L’État et l’innovation
Les théoriciens de la croissance endogène (notamment BARRO, ROMER et LUCAS) réhabilitent l’action de l’État dans le processus d’innovation. Émergeant dans les années 1980 et 1990, ils estiment que l’État peut encourager l’inno-vation, des gains de productivité – et donc de la croissance – en développant, entre autres, son secteur éducatif (qui détermine le capital humain) et ses infrastructures.

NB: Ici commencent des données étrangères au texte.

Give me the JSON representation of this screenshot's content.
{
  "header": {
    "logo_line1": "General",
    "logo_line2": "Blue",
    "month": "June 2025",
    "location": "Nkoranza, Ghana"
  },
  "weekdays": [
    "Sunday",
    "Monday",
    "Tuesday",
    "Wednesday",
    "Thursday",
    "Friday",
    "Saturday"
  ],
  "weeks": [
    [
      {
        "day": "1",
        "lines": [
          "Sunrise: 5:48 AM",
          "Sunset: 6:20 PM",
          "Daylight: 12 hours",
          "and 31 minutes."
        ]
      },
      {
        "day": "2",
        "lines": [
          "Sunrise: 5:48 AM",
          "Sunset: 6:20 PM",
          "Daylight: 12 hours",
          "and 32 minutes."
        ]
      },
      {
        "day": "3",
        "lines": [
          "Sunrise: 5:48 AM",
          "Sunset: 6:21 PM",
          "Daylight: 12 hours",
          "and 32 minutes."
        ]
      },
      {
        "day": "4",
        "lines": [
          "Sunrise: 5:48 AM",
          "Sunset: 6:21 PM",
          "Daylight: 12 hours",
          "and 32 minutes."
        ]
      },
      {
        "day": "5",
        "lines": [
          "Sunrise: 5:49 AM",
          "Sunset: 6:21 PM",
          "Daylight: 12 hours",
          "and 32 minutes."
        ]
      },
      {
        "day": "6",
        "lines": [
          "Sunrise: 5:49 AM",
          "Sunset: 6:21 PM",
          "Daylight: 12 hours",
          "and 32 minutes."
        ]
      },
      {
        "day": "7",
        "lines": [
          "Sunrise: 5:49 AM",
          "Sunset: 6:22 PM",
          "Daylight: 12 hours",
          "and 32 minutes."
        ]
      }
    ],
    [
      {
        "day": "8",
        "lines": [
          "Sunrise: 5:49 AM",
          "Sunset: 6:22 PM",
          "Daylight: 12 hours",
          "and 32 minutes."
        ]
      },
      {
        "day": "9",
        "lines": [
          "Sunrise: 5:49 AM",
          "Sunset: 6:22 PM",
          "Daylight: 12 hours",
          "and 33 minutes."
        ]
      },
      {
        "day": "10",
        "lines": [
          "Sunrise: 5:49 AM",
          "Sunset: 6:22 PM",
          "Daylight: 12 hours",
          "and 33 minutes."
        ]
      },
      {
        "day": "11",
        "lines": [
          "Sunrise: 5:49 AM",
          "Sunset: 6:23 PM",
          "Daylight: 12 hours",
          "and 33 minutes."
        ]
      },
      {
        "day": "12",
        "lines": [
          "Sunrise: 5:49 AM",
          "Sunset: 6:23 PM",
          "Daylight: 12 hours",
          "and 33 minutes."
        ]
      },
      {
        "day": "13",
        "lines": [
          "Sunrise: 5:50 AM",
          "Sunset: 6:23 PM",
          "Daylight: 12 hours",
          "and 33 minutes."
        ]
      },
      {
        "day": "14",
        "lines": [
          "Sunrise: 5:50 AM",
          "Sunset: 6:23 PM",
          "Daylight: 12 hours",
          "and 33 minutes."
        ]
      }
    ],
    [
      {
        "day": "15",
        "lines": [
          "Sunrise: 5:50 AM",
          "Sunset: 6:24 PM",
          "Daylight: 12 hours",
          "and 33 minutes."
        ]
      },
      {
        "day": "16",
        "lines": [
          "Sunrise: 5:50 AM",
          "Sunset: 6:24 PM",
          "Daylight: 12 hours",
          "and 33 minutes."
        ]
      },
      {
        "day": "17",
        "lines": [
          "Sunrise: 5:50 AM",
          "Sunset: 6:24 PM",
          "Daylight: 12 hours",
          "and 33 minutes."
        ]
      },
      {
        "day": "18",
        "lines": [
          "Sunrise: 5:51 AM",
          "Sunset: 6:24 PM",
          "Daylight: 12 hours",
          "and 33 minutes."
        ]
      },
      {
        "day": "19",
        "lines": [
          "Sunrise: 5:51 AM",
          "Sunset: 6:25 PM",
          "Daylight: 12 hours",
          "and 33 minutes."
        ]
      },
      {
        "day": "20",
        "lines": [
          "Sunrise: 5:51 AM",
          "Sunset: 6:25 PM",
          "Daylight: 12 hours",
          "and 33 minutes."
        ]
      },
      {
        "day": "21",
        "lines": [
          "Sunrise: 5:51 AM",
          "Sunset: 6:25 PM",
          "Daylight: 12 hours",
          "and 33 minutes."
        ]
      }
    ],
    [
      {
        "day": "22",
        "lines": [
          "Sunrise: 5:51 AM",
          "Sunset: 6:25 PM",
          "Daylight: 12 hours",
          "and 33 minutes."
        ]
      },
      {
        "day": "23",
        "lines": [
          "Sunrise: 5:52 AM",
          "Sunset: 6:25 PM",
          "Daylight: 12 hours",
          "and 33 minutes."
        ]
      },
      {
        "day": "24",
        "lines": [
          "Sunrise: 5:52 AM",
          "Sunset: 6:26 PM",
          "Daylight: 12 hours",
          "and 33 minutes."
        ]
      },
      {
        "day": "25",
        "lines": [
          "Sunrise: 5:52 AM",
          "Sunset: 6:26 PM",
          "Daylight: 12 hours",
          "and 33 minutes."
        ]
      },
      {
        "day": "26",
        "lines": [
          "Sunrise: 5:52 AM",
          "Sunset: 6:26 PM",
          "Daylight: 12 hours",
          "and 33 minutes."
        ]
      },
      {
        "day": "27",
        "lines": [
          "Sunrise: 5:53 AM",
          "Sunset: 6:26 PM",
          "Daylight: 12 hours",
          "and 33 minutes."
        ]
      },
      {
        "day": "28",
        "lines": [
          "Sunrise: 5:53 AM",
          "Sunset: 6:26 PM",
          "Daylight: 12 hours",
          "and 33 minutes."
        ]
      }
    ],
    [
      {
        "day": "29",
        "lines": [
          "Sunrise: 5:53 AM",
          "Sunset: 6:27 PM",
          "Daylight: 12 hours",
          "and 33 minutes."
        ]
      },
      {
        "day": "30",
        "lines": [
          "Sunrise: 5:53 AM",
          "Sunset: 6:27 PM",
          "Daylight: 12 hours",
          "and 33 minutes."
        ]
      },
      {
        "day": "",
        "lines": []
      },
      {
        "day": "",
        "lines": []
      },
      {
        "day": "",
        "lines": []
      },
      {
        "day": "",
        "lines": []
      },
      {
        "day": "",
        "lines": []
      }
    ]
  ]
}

Aux États-Unis, le Bayh-Dole Act permet dès 1980 aux entreprises de déposer des brevets même si les recherches ont été financées par des fonds publics (sous forme de subventions). Les dépenses militaires constituent aussi un moyen détourné de susciter de l’innovation. L’internet était bien une technologie militaire à ses débuts, financée par l’État fédéral. Ainsi, pour l’économiste Carlota PEREZ (Technological Revolutions and Financial Capital : The Dynamics of Bubbles and Golden Ages, 2003), la guerre froide et les innovations militaires ont été un des moteurs de l’innovation (au sens large) et de la croissance aux États-Unis. Mariana MAZZUCATO (The Entrepreneurial State, 2013) s'attaque au mythe selon lequel le secteur privé aurait pu se passer du secteur public dans son processus d'innovation. Elle montre par exemple que toutes les avancées majeures qui ont permis de fabriquer un produit phare comme l'iPhone ont été financées avec des fonds publics (des écrans tactiles jusqu'au GPS).